Identity Shifts as a New Mom
Arguably, one of the most challenging things about postpartum is the identity shift that a woman experiences as a new mom. In the newborn phase, life revolves around sleeping, feeding, diaper changes, and trying to sleep. As a new mom, it can feel like you are simply living in the moments in between the baby’s cries.
Then, slowly, as the newborn phase begins to pass and your baby grows, you start to reconnect with the small pieces of who you were before motherhood.
Reconnecting With Who You Were Before
It is a challenge as a mom to figure out how to get back to who you were before while being completely changed by motherhood. Things that once felt incredibly important before might not carry the same weight after the baby is born. At the same time, the things that still matter to you can feel harder to hold onto.

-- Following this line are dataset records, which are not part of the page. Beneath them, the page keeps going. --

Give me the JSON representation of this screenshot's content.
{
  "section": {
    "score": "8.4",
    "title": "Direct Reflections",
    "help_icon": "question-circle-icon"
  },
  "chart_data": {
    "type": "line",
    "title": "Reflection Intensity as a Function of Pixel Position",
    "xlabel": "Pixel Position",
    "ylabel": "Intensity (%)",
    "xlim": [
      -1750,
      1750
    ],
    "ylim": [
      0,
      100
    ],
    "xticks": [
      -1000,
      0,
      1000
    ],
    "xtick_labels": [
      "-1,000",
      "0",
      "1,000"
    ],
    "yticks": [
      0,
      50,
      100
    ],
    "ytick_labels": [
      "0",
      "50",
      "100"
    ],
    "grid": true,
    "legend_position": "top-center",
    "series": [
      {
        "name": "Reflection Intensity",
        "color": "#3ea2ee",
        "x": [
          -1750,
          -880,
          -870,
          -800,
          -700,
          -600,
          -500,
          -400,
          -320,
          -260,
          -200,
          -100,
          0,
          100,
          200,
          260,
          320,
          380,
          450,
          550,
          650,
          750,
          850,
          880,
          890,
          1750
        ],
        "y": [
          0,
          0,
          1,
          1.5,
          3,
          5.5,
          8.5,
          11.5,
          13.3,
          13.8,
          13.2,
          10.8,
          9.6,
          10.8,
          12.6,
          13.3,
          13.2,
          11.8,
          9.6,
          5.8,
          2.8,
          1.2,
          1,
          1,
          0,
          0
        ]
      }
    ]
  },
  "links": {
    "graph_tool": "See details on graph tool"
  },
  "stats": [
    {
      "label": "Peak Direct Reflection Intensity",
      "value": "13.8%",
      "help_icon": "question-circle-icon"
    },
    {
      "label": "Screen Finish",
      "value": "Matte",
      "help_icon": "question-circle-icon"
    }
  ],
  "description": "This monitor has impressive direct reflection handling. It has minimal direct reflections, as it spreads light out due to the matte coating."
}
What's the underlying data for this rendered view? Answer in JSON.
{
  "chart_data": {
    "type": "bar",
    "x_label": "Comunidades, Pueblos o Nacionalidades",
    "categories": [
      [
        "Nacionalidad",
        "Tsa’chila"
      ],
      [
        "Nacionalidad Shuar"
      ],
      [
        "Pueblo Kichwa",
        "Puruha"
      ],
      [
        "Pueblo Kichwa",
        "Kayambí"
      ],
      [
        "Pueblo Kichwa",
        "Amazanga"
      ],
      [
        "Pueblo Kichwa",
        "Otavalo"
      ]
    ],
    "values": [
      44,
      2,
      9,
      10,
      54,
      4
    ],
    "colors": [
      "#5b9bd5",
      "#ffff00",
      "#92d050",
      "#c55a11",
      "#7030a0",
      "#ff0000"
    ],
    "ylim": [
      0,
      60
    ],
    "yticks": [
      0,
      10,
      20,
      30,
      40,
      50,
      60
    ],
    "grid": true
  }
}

The Challenges of Returning to Work
Returning to work can bring even more challenges. You might want to be available and flexible at all times, but now you might be unable to because of childcare and the emotional difficulty of being away from your baby. You might want to feel fully present and productive at work, but you are still waking up multiple times at night and just trying to get through the day. It can be so hard to know how to balance your priorities as a mother, an employee, a partner, and a woman.
Grieving the Version of Yourself Before Baby
The reality is that you may never return to exactly who you were, but you can find a balance between what you value and your role as a parent.
Therapy can hold space as you navigate the person you are now and grieve the person you were before. It is completely okay to miss parts of yourself before baby, or to miss the time that you used to have, or the body you once had. You can hold both the grief of what has changed and the joy of what your baby brings. Just because you miss your old self does not mean that you don’t love motherhood and your parenting journey.
Finding Yourself Within Motherhood
As you navigate motherhood, try to find ways to stay connected with yourself. Whether that is going back to work, choosing to stay at home and fully immerse yourself in motherhood, making time for hobbies, reconnecting with friends, or simply finding small moments that remind you of who you are outside of being “mom.” Just a few minutes a day to reconnect with who you are outside of being a mother can bring so much healing.
Motherhood changes your identity, but you can still find yourself within it.